High Court will be asked for four Thomas Read companies to be wound up

THE HIGH Court will be asked on Monday to make orders for the winding up of four of the 14 companies in the Thomas Read group on the grounds they have no reasonable prospect of survival.

High Court will be asked for four Thomas Read companies to be wound up

Ms Justice Mary Finlay Geoghegan yesterday fixed Monday for the hearing of the application by KieranMcCarthy, examiner to the group, for the appointment of a liquidator to the four companies, which are understood to operate The Life Bar, Irish Life Mall, Abbey Street, Dublin; Bodega in Dun Laoghaire, Co Dublin and Thomas Read’s in Smithfield, Dublin.

Meanwhile, Mr McCarthy is finalising survival proposals for the other 10 companies in the group. The judge heard yesterday that bids for the group have been advanced by a consortium, whose members were not identified, and by ACC Bank, the group’s largest creditor.

Lyndon MacCann SC, for the examiner, said his client had concerns whether the proposals advanced by ACC met certain requirements of the Companies Act 1990 related to formulating a scheme of arrangement and wanted the court to decide the legal issue involved.

The court heard the examiner’s concern related to the fact that ACC’s proposals involve the bank not seeking to enforce securities for monies advanced to the group and whether the Companies Act required, when a scheme of arrangement is approved, that a company be solvent from that date in being able to pay debts as they fall due.

Bill Shipsey SC, for ACC, argued the issue of which bid to accept was a commercial decision for the examiner and he should not be applying for the legal declaration sought.

After hearing legal submissions on the matter, the judge ruled the act requires that a scheme of arrangement must render a company solvent in the sense of being able, on the date the scheme comes into force, to pay its debts as per the scheme of arrangement as they fall due.

She stressed her decision was on a purely legal basis and involved no judgment by the court on the commercial merits of the ACC proposals or whether they met the requirements of the Companies Act.

Court protection for the companies in the group will now continue to February 24 while the examiner finalises the survival proposals for the 10 companies.

All 14 companies, owned by Sharmane Ltd, the parent company of the Thomas Read Group, have combined debts of e26m but most companies are trading profitably, the court has heard.
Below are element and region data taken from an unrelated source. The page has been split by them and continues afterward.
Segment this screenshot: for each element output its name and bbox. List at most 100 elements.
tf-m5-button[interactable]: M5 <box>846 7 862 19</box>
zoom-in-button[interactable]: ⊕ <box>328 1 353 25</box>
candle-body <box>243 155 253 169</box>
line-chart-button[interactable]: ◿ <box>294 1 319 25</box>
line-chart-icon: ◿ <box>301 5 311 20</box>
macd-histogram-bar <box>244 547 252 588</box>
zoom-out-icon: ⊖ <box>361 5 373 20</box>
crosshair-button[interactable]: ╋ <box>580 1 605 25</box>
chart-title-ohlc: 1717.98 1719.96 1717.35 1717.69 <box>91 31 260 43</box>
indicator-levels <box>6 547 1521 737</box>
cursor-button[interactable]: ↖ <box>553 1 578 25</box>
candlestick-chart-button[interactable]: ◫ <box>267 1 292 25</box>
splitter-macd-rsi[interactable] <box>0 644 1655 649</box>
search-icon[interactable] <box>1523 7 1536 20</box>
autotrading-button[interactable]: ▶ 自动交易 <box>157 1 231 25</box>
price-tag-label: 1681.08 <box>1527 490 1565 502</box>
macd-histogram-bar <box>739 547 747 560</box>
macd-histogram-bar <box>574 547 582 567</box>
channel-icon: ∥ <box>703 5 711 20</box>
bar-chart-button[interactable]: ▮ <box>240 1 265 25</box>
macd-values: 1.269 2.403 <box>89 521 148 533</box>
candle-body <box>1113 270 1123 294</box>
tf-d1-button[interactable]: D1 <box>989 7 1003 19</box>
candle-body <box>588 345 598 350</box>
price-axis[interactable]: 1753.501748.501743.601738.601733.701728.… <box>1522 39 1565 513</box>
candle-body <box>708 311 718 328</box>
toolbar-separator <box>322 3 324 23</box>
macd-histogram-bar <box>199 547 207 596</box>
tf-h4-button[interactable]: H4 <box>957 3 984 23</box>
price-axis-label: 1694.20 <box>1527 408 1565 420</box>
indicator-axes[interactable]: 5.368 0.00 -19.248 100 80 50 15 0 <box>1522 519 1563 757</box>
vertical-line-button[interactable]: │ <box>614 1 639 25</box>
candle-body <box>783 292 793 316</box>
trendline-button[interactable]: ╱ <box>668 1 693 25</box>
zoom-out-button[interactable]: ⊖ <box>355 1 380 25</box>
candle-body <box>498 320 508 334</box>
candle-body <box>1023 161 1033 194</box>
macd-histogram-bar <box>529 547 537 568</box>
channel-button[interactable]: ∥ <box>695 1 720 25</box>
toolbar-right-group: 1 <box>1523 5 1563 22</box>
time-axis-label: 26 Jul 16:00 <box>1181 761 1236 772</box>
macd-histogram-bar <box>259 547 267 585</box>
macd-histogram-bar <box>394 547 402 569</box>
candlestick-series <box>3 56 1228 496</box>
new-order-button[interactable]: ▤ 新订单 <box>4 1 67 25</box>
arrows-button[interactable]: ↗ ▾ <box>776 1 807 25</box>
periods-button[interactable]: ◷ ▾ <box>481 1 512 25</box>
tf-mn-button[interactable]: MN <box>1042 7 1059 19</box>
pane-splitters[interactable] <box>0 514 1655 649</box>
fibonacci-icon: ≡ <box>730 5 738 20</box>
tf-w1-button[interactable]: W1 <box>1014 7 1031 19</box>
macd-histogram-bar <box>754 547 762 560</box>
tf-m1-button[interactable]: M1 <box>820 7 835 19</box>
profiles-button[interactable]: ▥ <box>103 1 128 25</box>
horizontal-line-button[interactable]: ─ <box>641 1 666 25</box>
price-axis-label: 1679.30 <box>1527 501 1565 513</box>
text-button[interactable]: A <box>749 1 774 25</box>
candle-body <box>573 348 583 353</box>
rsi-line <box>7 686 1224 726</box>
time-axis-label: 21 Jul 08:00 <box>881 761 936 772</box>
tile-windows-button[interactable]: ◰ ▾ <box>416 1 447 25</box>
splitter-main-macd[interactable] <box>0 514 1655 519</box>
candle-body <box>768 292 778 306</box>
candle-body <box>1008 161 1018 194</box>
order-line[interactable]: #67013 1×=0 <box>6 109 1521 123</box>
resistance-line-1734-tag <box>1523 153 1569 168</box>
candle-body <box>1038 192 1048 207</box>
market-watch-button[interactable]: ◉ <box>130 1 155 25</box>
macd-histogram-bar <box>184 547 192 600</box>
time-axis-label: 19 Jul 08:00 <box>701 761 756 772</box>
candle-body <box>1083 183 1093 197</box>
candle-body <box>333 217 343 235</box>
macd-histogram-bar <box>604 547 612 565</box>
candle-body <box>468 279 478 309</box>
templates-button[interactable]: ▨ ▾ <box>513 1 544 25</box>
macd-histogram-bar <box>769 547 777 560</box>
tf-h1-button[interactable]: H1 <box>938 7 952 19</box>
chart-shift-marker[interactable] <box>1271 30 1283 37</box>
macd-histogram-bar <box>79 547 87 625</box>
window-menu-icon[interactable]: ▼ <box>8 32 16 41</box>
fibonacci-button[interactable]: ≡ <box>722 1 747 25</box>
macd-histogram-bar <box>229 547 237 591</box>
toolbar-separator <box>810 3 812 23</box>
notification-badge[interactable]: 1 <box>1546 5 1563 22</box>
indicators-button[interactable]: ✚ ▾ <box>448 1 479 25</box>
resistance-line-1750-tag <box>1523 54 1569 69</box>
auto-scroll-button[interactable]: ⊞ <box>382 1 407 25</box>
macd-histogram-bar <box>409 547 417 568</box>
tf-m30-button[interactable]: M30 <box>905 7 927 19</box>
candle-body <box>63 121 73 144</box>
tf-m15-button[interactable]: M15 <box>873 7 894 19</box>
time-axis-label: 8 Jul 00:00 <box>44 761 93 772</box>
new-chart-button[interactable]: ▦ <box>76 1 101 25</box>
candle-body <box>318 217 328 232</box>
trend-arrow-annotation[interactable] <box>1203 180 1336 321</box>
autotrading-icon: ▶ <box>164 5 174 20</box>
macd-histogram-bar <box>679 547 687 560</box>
The group employs more than 400 people.

The largest secured creditor is ACC Bank, owed e15.2m while the Revenue Commissioners are owed e2m; Ulster Bank is owed e5.6m; Allied Irish Bank e4.6m; Diageo Ireland,e1.1m and Lombard Ireland is owed e1m.

The group’s premises are all in Dublin and are: The Bailey, Duke Street; Searsons, Baggot St; Winding Stair, Ormond Quay; Globe, South Great Georges St; Ri Ra, South Great Georges St; Harbourmaster Bar, IFSC; Thomas Read, Parliament St; Pravda, Liffey St; Floridita, Abbey St; Dawson Lounge, Dawson St, Ron Black’s Dawson St; Thomas Read, Smithfield; Lincoln Inn, Lincoln Place; Bodega, Dun Laoghaire and eight bars at Dublin Airport.